Address correspondence and reprint requests to James Uney, Henry Wellcome Laboratories for Integrative Neuroscience & Endocrinology, University of Bristol, Dorothy Hodgkin Building, Whitson Street, Bristol BS1 3NY, UK. E-mail: james.uney@bristol.ac.uk

Abstract

Heat shock proteins (HSPs) are associated with the proteinaceous inclusions that characterise many neurodegenerative diseases. This suggests they may be associated with disease aetiology and/or represents an attempt to remove abnormal protein aggregates. In this study the adenoviral mediated over-expression of HSP70 interacting protein (HIP) alone was shown to significantly reduce inclusion formation in both an in vitro model of Spinal Bulbar Muscular Atrophy and a primary neuronal model of polyglutamine disease.

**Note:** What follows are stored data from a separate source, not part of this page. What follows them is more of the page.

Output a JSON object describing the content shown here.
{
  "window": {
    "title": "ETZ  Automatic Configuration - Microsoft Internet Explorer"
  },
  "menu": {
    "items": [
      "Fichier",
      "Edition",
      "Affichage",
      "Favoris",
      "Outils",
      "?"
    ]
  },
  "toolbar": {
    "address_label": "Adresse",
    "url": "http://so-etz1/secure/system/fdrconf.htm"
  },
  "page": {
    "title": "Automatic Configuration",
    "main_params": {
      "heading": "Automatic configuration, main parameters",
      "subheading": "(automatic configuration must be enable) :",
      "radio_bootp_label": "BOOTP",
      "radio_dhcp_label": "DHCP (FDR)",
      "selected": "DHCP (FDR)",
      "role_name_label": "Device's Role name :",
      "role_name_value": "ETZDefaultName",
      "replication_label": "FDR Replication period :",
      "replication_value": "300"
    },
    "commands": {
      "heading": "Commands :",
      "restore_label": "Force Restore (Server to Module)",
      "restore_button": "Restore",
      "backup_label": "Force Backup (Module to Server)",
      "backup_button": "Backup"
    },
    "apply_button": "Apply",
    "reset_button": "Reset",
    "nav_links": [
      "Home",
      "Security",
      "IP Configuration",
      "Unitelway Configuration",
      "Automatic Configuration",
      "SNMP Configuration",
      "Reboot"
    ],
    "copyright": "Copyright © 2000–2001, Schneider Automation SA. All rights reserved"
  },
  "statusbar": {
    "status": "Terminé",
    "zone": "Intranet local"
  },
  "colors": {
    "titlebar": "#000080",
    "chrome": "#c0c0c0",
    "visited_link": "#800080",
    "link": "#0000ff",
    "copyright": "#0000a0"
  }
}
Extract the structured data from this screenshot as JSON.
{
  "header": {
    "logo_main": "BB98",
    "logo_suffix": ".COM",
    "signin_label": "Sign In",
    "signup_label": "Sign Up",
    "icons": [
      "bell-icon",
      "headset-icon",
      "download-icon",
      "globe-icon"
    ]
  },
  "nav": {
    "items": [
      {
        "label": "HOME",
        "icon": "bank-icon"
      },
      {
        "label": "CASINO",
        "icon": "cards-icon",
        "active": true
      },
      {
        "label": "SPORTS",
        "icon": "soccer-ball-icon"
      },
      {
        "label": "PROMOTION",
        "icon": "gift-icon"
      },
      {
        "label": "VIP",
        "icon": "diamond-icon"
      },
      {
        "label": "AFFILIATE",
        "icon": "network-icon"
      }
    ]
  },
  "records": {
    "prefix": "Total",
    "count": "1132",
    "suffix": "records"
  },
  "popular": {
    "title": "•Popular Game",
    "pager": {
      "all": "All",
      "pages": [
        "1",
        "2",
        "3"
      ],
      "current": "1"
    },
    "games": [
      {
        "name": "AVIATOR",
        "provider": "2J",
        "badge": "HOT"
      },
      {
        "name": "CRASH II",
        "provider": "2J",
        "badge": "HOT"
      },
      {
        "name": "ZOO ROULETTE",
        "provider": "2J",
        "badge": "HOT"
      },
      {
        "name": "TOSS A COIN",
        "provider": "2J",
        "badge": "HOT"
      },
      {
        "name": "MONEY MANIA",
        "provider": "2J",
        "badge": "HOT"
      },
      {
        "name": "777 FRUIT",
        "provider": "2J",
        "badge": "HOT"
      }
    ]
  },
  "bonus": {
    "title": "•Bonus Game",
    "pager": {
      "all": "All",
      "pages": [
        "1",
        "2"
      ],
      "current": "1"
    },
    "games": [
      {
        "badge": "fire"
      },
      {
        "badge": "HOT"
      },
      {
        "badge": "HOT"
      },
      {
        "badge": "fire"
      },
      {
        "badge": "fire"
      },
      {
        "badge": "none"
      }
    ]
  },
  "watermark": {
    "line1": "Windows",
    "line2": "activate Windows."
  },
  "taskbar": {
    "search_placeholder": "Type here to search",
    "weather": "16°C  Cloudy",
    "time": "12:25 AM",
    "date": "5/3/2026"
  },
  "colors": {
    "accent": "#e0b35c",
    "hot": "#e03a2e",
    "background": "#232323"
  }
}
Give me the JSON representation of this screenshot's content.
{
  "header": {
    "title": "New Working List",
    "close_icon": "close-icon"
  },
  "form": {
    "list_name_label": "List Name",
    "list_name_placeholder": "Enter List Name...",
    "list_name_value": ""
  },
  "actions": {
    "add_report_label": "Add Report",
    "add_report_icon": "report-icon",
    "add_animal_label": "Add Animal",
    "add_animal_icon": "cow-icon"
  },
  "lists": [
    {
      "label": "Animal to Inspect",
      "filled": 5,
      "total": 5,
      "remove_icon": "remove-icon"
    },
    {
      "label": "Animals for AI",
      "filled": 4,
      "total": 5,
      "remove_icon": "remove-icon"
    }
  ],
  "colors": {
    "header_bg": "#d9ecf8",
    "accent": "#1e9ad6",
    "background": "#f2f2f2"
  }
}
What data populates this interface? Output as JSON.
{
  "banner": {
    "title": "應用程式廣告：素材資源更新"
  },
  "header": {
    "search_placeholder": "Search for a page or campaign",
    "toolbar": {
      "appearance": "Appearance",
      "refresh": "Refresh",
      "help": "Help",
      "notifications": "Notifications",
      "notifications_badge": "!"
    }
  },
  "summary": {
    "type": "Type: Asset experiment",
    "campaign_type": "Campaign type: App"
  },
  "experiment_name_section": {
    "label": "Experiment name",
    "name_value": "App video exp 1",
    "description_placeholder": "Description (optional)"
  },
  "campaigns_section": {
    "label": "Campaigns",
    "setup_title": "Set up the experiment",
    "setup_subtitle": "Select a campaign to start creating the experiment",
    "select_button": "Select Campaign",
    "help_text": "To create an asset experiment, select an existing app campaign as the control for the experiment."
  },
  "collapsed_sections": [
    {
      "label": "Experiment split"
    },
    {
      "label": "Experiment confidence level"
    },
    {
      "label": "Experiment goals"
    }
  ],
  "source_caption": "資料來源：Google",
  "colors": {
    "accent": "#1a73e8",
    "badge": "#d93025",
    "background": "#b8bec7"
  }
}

Experiments to determine the mechanism of action showed that: denatured luciferase activity (a measure of protein refolding) was not increased in the presence of HIP alone but was increased when HIP was co-expressed with HSP70 or Heat Shock cognate protein 70 (HSC70); the expression of polyglutamine inclusions in cortical neurons mediated an increase in the levels of HSC70 but not HSP70. Our data suggest that HIP may prevent inclusion formation by facilitating the constitutive HSC70 refolding cycle and possibly by preventing aggregation. HIP expression is not increased following stress and its over-expression may therefore reduce toxic polyglutamine aggregation events and contribute to an effective therapeutic strategy.